The knowledge that D. and his contemporaries could have of this oriental world, and in particular of the Turkish nation that was in the heart of Anatolia, is very approximate and derived mainly from the echo of the Crusades, as well as from the accounts of travelers (see ASIA) and merchants: we know in particular that Florence had commercial relations with Turkey for the import of colored woolen cloths. And it is precisely to this world of merchants that D. brings us back with the memory of the Turkish and Tartar drapes (If XVII 17) which he, together with the canvases of Arachne, compares to the colored phantasmagoria of the back of Geryon.

During the centuries that followed the age of D. the Muslim world, except for the brief parentheses of Muhammad II and Suleiman the Magnificent, was not very receptive to Western culture and it is no wonder that not only D., but all literature and the art of the West were almost ignored. It will be necessary to arrive at modern times to find different orientations and living traces of the cult for D.; in fact, only the Turkey created by Ataturk bent decisively towards the West and our local culture. The first translations of Dante’s poem into Turkish prose are from those years, translations without any real literary value. One of these, the work of an Italianist, Hamdi Varoglu, has had a lot of diffusion in the past decades.
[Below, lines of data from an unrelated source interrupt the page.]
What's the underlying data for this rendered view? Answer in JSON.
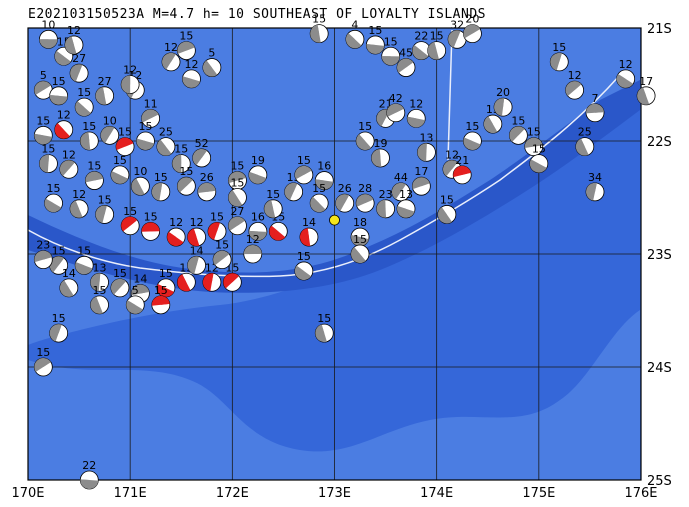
{
  "title": "E202103150523A  M=4.7  h= 10  SOUTHEAST OF LOYALTY ISLANDS",
  "colors": {
    "ocean_deep": "#3567d9",
    "ocean_mid": "#4b7de2",
    "ocean_shallow": "#6d96e8",
    "trench": "#2a57c9",
    "plate_boundary": "#e9eefc",
    "grid": "#1a1a1a",
    "beachball_gray": "#8c8c8c",
    "beachball_red": "#e41f1f",
    "target_event": "#f5e51b"
  },
  "map": {
    "lon_range": [
      170,
      176
    ],
    "lat_range": [
      -25,
      -21
    ],
    "x_ticks": [
      "170E",
      "171E",
      "172E",
      "173E",
      "174E",
      "175E",
      "176E"
    ],
    "y_ticks": [
      "21S",
      "22S",
      "23S",
      "24S",
      "25S"
    ]
  },
  "events": [
    {
      "lon": 170.2,
      "lat": -21.1,
      "depth": "10",
      "fill": "gray"
    },
    {
      "lon": 170.35,
      "lat": -21.25,
      "depth": "15",
      "fill": "gray"
    },
    {
      "lon": 170.45,
      "lat": -21.15,
      "depth": "12",
      "fill": "gray"
    },
    {
      "lon": 170.5,
      "lat": -21.4,
      "depth": "27",
      "fill": "gray"
    },
    {
      "lon": 170.15,
      "lat": -21.55,
      "depth": "5",
      "fill": "gray"
    },
    {
      "lon": 170.3,
      "lat": -21.6,
      "depth": "15",
      "fill": "gray"
    },
    {
      "lon": 170.55,
      "lat": -21.7,
      "depth": "15",
      "fill": "gray"
    },
    {
      "lon": 170.75,
      "lat": -21.6,
      "depth": "27",
      "fill": "gray"
    },
    {
      "lon": 171.05,
      "lat": -21.55,
      "depth": "12",
      "fill": "gray"
    },
    {
      "lon": 171.2,
      "lat": -21.8,
      "depth": "11",
      "fill": "gray"
    },
    {
      "lon": 170.15,
      "lat": -21.95,
      "depth": "15",
      "fill": "gray"
    },
    {
      "lon": 170.35,
      "lat": -21.9,
      "depth": "12",
      "fill": "red"
    },
    {
      "lon": 170.6,
      "lat": -22.0,
      "depth": "15",
      "fill": "gray"
    },
    {
      "lon": 170.8,
      "lat": -21.95,
      "depth": "10",
      "fill": "gray"
    },
    {
      "lon": 170.95,
      "lat": -22.05,
      "depth": "15",
      "fill": "red"
    },
    {
      "lon": 171.15,
      "lat": -22.0,
      "depth": "15",
      "fill": "gray"
    },
    {
      "lon": 171.35,
      "lat": -22.05,
      "depth": "25",
      "fill": "gray"
    },
    {
      "lon": 171.5,
      "lat": -22.2,
      "depth": "15",
      "fill": "gray"
    },
    {
      "lon": 171.7,
      "lat": -22.15,
      "depth": "52",
      "fill": "gray"
    },
    {
      "lon": 172.05,
      "lat": -22.35,
      "depth": "15",
      "fill": "gray"
    },
    {
      "lon": 172.25,
      "lat": -22.3,
      "depth": "19",
      "fill": "gray"
    },
    {
      "lon": 172.05,
      "lat": -22.5,
      "depth": "15",
      "fill": "gray"
    },
    {
      "lon": 170.2,
      "lat": -22.2,
      "depth": "15",
      "fill": "gray"
    },
    {
      "lon": 170.4,
      "lat": -22.25,
      "depth": "12",
      "fill": "gray"
    },
    {
      "lon": 170.65,
      "lat": -22.35,
      "depth": "15",
      "fill": "gray"
    },
    {
      "lon": 170.9,
      "lat": -22.3,
      "depth": "15",
      "fill": "gray"
    },
    {
      "lon": 171.1,
      "lat": -22.4,
      "depth": "10",
      "fill": "gray"
    },
    {
      "lon": 171.3,
      "lat": -22.45,
      "depth": "15",
      "fill": "gray"
    },
    {
      "lon": 171.55,
      "lat": -22.4,
      "depth": "15",
      "fill": "gray"
    },
    {
      "lon": 171.75,
      "lat": -22.45,
      "depth": "26",
      "fill": "gray"
    },
    {
      "lon": 170.25,
      "lat": -22.55,
      "depth": "15",
      "fill": "gray"
    },
    {
      "lon": 170.5,
      "lat": -22.6,
      "depth": "12",
      "fill": "gray"
    },
    {
      "lon": 170.75,
      "lat": -22.65,
      "depth": "15",
      "fill": "gray"
    },
    {
      "lon": 171.0,
      "lat": -22.75,
      "depth": "15",
      "fill": "red"
    },
    {
      "lon": 171.2,
      "lat": -22.8,
      "depth": "15",
      "fill": "red"
    },
    {
      "lon": 171.45,
      "lat": -22.85,
      "depth": "12",
      "fill": "red"
    },
    {
      "lon": 171.65,
      "lat": -22.85,
      "depth": "12",
      "fill": "red"
    },
    {
      "lon": 171.85,
      "lat": -22.8,
      "depth": "15",
      "fill": "red"
    },
    {
      "lon": 172.05,
      "lat": -22.75,
      "depth": "27",
      "fill": "gray"
    },
    {
      "lon": 172.25,
      "lat": -22.8,
      "depth": "16",
      "fill": "gray"
    },
    {
      "lon": 172.45,
      "lat": -22.8,
      "depth": "15",
      "fill": "red"
    },
    {
      "lon": 172.4,
      "lat": -22.6,
      "depth": "15",
      "fill": "gray"
    },
    {
      "lon": 172.6,
      "lat": -22.45,
      "depth": "15",
      "fill": "gray"
    },
    {
      "lon": 172.7,
      "lat": -22.3,
      "depth": "15",
      "fill": "gray"
    },
    {
      "lon": 172.9,
      "lat": -22.35,
      "depth": "16",
      "fill": "gray"
    },
    {
      "lon": 172.85,
      "lat": -22.55,
      "depth": "15",
      "fill": "gray"
    },
    {
      "lon": 172.75,
      "lat": -22.85,
      "depth": "14",
      "fill": "red"
    },
    {
      "lon": 173.1,
      "lat": -22.55,
      "depth": "26",
      "fill": "gray"
    },
    {
      "lon": 173.3,
      "lat": -22.55,
      "depth": "28",
      "fill": "gray"
    },
    {
      "lon": 173.25,
      "lat": -22.85,
      "depth": "18",
      "fill": "gray"
    },
    {
      "lon": 173.25,
      "lat": -23.0,
      "depth": "15",
      "fill": "gray"
    },
    {
      "lon": 173.5,
      "lat": -22.6,
      "depth": "23",
      "fill": "gray"
    },
    {
      "lon": 173.65,
      "lat": -22.45,
      "depth": "44",
      "fill": "gray"
    },
    {
      "lon": 173.85,
      "lat": -22.4,
      "depth": "17",
      "fill": "gray"
    },
    {
      "lon": 173.7,
      "lat": -22.6,
      "depth": "13",
      "fill": "gray"
    },
    {
      "lon": 174.1,
      "lat": -22.65,
      "depth": "15",
      "fill": "gray"
    },
    {
      "lon": 173.9,
      "lat": -22.1,
      "depth": "13",
      "fill": "gray"
    },
    {
      "lon": 174.15,
      "lat": -22.25,
      "depth": "12",
      "fill": "gray"
    },
    {
      "lon": 174.25,
      "lat": -22.3,
      "depth": "21",
      "fill": "red"
    },
    {
      "lon": 174.35,
      "lat": -22.0,
      "depth": "15",
      "fill": "gray"
    },
    {
      "lon": 174.55,
      "lat": -21.85,
      "depth": "15",
      "fill": "gray"
    },
    {
      "lon": 174.65,
      "lat": -21.7,
      "depth": "20",
      "fill": "gray"
    },
    {
      "lon": 174.8,
      "lat": -21.95,
      "depth": "15",
      "fill": "gray"
    },
    {
      "lon": 174.95,
      "lat": -22.05,
      "depth": "15",
      "fill": "gray"
    },
    {
      "lon": 175.0,
      "lat": -22.2,
      "depth": "15",
      "fill": "gray"
    },
    {
      "lon": 175.45,
      "lat": -22.05,
      "depth": "25",
      "fill": "gray"
    },
    {
      "lon": 175.55,
      "lat": -22.45,
      "depth": "34",
      "fill": "gray"
    },
    {
      "lon": 175.35,
      "lat": -21.55,
      "depth": "12",
      "fill": "gray"
    },
    {
      "lon": 175.55,
      "lat": -21.75,
      "depth": "7",
      "fill": "gray"
    },
    {
      "lon": 175.85,
      "lat": -21.45,
      "depth": "12",
      "fill": "gray"
    },
    {
      "lon": 176.05,
      "lat": -21.6,
      "depth": "17",
      "fill": "gray"
    },
    {
      "lon": 175.2,
      "lat": -21.3,
      "depth": "15",
      "fill": "gray"
    },
    {
      "lon": 173.7,
      "lat": -21.35,
      "depth": "45",
      "fill": "gray"
    },
    {
      "lon": 173.55,
      "lat": -21.25,
      "depth": "15",
      "fill": "gray"
    },
    {
      "lon": 173.85,
      "lat": -21.2,
      "depth": "22",
      "fill": "gray"
    },
    {
      "lon": 174.0,
      "lat": -21.2,
      "depth": "15",
      "fill": "gray"
    },
    {
      "lon": 174.2,
      "lat": -21.1,
      "depth": "32",
      "fill": "gray"
    },
    {
      "lon": 174.35,
      "lat": -21.05,
      "depth": "20",
      "fill": "gray"
    },
    {
      "lon": 173.4,
      "lat": -21.15,
      "depth": "15",
      "fill": "gray"
    },
    {
      "lon": 173.2,
      "lat": -21.1,
      "depth": "4",
      "fill": "gray"
    },
    {
      "lon": 172.85,
      "lat": -21.05,
      "depth": "15",
      "fill": "gray"
    },
    {
      "lon": 173.5,
      "lat": -21.8,
      "depth": "21",
      "fill": "gray"
    },
    {
      "lon": 173.6,
      "lat": -21.75,
      "depth": "42",
      "fill": "gray"
    },
    {
      "lon": 173.8,
      "lat": -21.8,
      "depth": "12",
      "fill": "gray"
    },
    {
      "lon": 173.3,
      "lat": -22.0,
      "depth": "15",
      "fill": "gray"
    },
    {
      "lon": 173.45,
      "lat": -22.15,
      "depth": "19",
      "fill": "gray"
    },
    {
      "lon": 171.4,
      "lat": -21.3,
      "depth": "12",
      "fill": "gray"
    },
    {
      "lon": 171.55,
      "lat": -21.2,
      "depth": "15",
      "fill": "gray"
    },
    {
      "lon": 171.6,
      "lat": -21.45,
      "depth": "12",
      "fill": "gray"
    },
    {
      "lon": 171.8,
      "lat": -21.35,
      "depth": "5",
      "fill": "gray"
    },
    {
      "lon": 171.0,
      "lat": -21.5,
      "depth": "12",
      "fill": "gray"
    },
    {
      "lon": 170.3,
      "lat": -23.1,
      "depth": "15",
      "fill": "gray"
    },
    {
      "lon": 170.15,
      "lat": -23.05,
      "depth": "23",
      "fill": "gray"
    },
    {
      "lon": 170.55,
      "lat": -23.1,
      "depth": "15",
      "fill": "gray"
    },
    {
      "lon": 170.4,
      "lat": -23.3,
      "depth": "14",
      "fill": "gray"
    },
    {
      "lon": 170.7,
      "lat": -23.25,
      "depth": "13",
      "fill": "gray"
    },
    {
      "lon": 170.9,
      "lat": -23.3,
      "depth": "15",
      "fill": "gray"
    },
    {
      "lon": 171.1,
      "lat": -23.35,
      "depth": "14",
      "fill": "gray"
    },
    {
      "lon": 171.35,
      "lat": -23.3,
      "depth": "15",
      "fill": "red"
    },
    {
      "lon": 171.55,
      "lat": -23.25,
      "depth": "15",
      "fill": "red"
    },
    {
      "lon": 171.8,
      "lat": -23.25,
      "depth": "12",
      "fill": "red"
    },
    {
      "lon": 172.0,
      "lat": -23.25,
      "depth": "15",
      "fill": "red"
    },
    {
      "lon": 171.3,
      "lat": -23.45,
      "depth": "15",
      "fill": "red"
    },
    {
      "lon": 171.05,
      "lat": -23.45,
      "depth": "5",
      "fill": "gray"
    },
    {
      "lon": 170.7,
      "lat": -23.45,
      "depth": "15",
      "fill": "gray"
    },
    {
      "lon": 171.65,
      "lat": -23.1,
      "depth": "14",
      "fill": "gray"
    },
    {
      "lon": 171.9,
      "lat": -23.05,
      "depth": "15",
      "fill": "gray"
    },
    {
      "lon": 172.2,
      "lat": -23.0,
      "depth": "12",
      "fill": "gray"
    },
    {
      "lon": 172.7,
      "lat": -23.15,
      "depth": "15",
      "fill": "gray"
    },
    {
      "lon": 172.9,
      "lat": -23.7,
      "depth": "15",
      "fill": "gray"
    },
    {
      "lon": 170.3,
      "lat": -23.7,
      "depth": "15",
      "fill": "gray"
    },
    {
      "lon": 170.15,
      "lat": -24.0,
      "depth": "15",
      "fill": "gray"
    },
    {
      "lon": 170.6,
      "lat": -25.0,
      "depth": "22",
      "fill": "gray"
    }
  ],
  "target_event": {
    "lon": 173.0,
    "lat": -22.7
  }
}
But the most important Turkish translation of the Comedy is by Feridum Timur, in three volumes (Ilâhi Komedya, Ankara 1955-1956). Timur, a professor at the University of Istanbul, had already published a book on D., Hayati, Sanati, Eserleri … (“The life, work and art of D.”).

The celebration of the seventh centenary of the poet’s birth also gave rise to various events in his honor in Turkey A cycle of lectures held at the Italian Study Center in Istanbul adequately illustrated Dante’s thought and art. Pierre Gauthier and Ziya Umur spoke effectively of Dante’s religious and political thought.

The official celebration of the seventh centenary was held by G. Getto, followed by Alessandro Bausoni with a lecture on the Islamic sources of the Comedy, and Guido Rispoli, who recalled the life and work of D., thus closing the cycle of Dante’s manifestations. There is also an exhibition of illustrative drawings of the Comedy by contemporary Italian artists: from Carrà to De Chirico to Guttuso to Greco to Fazzini to Omiccioli to Tamburi to Levi to Purificato to Saetti.

It can certainly be said that the celebrations of the seventh centenary, which took place in Istanbul and in Ankara, to which both the Turkish and foreign press have echoed, aroused in Turkey a certain fervor of Dante studies, a fervor that found its salient point in the excellent monograph by Gül Iyik and Vaifro Sabatelli, Yeni Cağin Esiginde Dante, Istanbul 1966.